# grsecurity: Illegal Instruction issue

## gr_quark

Hi,

I am trying to run CurlAgent process, which is using libcurl5.2.0 on Wind River Linux.

When this process calls curl_easy_init function to do the curl initialization, I am getting illegal instruction issue which is as follows.
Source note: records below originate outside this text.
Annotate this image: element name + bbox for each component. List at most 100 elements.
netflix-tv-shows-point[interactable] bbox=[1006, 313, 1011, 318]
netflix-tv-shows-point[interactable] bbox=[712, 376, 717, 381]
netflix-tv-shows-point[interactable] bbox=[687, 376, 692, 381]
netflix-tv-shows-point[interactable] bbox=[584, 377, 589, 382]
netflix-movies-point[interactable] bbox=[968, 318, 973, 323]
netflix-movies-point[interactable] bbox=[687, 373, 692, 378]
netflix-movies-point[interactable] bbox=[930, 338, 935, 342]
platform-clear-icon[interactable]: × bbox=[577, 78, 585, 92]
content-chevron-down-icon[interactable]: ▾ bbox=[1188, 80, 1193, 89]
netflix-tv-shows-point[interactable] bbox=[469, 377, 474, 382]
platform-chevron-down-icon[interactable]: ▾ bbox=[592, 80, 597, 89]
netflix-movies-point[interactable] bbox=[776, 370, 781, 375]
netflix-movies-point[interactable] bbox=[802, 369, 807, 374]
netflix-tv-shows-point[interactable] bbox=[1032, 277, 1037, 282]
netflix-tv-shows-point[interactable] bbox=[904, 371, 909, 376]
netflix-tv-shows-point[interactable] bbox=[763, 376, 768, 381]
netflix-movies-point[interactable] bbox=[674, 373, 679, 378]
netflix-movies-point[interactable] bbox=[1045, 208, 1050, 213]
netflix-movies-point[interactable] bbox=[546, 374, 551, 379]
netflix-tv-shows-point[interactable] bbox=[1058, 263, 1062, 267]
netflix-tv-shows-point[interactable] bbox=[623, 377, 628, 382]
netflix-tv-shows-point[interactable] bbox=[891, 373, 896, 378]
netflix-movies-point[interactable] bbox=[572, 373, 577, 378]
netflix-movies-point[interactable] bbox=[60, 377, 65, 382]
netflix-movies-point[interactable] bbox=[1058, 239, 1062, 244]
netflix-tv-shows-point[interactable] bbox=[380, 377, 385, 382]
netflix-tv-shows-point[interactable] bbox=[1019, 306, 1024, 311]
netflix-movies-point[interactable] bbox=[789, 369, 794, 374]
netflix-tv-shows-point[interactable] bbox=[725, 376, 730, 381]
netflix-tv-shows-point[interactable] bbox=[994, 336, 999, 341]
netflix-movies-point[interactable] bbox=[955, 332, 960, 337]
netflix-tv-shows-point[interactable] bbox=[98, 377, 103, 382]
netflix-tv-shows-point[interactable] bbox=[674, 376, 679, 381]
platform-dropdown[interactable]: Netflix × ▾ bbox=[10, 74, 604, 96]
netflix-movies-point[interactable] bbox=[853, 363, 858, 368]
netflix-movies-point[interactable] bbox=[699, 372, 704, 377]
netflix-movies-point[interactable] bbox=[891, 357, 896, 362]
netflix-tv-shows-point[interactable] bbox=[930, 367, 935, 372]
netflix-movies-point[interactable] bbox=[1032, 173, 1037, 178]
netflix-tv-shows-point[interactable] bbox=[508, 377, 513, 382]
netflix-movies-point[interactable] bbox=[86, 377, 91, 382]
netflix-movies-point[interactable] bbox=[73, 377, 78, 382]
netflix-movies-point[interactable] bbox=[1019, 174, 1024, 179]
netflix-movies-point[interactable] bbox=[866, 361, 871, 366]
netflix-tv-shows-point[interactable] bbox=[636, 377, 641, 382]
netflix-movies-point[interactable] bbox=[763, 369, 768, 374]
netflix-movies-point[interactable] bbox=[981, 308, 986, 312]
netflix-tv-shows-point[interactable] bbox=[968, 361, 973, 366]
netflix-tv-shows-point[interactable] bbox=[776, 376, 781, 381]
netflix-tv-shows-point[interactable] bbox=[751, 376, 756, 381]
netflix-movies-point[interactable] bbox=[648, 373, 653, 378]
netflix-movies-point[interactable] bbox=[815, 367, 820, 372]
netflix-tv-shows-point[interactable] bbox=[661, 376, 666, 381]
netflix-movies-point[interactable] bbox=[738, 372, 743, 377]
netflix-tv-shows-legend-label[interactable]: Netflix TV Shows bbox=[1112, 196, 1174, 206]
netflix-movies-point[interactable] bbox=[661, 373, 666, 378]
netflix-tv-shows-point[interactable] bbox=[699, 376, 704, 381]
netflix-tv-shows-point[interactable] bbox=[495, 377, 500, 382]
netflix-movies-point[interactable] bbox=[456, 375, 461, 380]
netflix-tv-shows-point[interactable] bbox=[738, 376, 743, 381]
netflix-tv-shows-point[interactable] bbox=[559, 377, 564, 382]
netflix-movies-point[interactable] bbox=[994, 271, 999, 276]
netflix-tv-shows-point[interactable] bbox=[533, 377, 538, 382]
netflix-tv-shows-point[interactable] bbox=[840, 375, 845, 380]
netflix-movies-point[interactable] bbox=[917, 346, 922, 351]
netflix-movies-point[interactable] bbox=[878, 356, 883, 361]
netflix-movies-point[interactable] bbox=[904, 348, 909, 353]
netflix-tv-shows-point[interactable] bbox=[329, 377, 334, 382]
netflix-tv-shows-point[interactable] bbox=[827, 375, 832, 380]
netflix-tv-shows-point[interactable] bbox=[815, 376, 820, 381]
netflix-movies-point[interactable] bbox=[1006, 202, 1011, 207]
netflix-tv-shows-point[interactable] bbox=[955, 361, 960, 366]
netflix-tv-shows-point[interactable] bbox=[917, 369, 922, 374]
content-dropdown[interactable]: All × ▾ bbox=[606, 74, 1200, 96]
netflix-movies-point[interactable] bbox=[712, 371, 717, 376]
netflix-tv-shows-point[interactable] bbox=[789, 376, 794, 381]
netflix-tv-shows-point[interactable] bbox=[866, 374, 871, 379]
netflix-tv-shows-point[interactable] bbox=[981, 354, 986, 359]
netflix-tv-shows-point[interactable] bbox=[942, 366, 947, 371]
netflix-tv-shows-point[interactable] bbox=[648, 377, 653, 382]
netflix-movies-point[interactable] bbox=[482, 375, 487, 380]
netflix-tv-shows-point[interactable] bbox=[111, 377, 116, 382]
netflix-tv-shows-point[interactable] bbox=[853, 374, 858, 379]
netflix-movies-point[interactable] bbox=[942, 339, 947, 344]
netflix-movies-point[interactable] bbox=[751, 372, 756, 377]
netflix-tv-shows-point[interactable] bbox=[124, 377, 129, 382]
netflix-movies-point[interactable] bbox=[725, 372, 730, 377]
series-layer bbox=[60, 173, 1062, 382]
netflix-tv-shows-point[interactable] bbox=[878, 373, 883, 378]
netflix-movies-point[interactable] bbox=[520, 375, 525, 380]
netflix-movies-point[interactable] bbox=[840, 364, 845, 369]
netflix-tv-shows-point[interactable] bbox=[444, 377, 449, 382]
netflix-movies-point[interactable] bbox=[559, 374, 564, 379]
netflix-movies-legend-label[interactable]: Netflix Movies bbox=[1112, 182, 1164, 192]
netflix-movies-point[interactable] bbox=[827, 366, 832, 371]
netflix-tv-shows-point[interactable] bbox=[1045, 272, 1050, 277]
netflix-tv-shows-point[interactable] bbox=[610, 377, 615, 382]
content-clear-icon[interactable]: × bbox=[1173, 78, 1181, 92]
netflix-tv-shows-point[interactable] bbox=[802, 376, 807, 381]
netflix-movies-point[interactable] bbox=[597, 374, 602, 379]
[ 6451.875789] grsec: From 192.168.100.103: Illegal instruction occurred at aa65e32b in /usr/games/MQTT/branch_TGateOne_IDF14/xmpp_if/CurlAgent/CurlAgent[CurlAgent:8132] uid/euid:0/0 gid/egid:0/0, parent /bin/bash[sh:7975] uid/euid:0/0 gid/egid:0/0

[ 6451.909066] grsec: From 192.168.100.103: denied resource overstep by requesting 4096 for RLIMIT_CORE against limit 0 for /usr/games/MQTT/branch_TGateOne_IDF14/xmpp_if/CurlAgent/CurlAgent[CurlAgent:8132] uid/euid:0/0 gid/egid:0/0, parent /bin/bash[sh:7975] uid/euid:0/0 gid/egid:0/0

Does someone is having any pointers to look into this issue?

Regards

Mohita

----------

## toralf

IMO an "Illegal instruction" could be related rather to compiler flag issue than grSecurity. Did you compiled the exe it on a different machine/processor than where you run it now ?

----------

## Ant P.

Post your `emerge --info curl`, please.

----------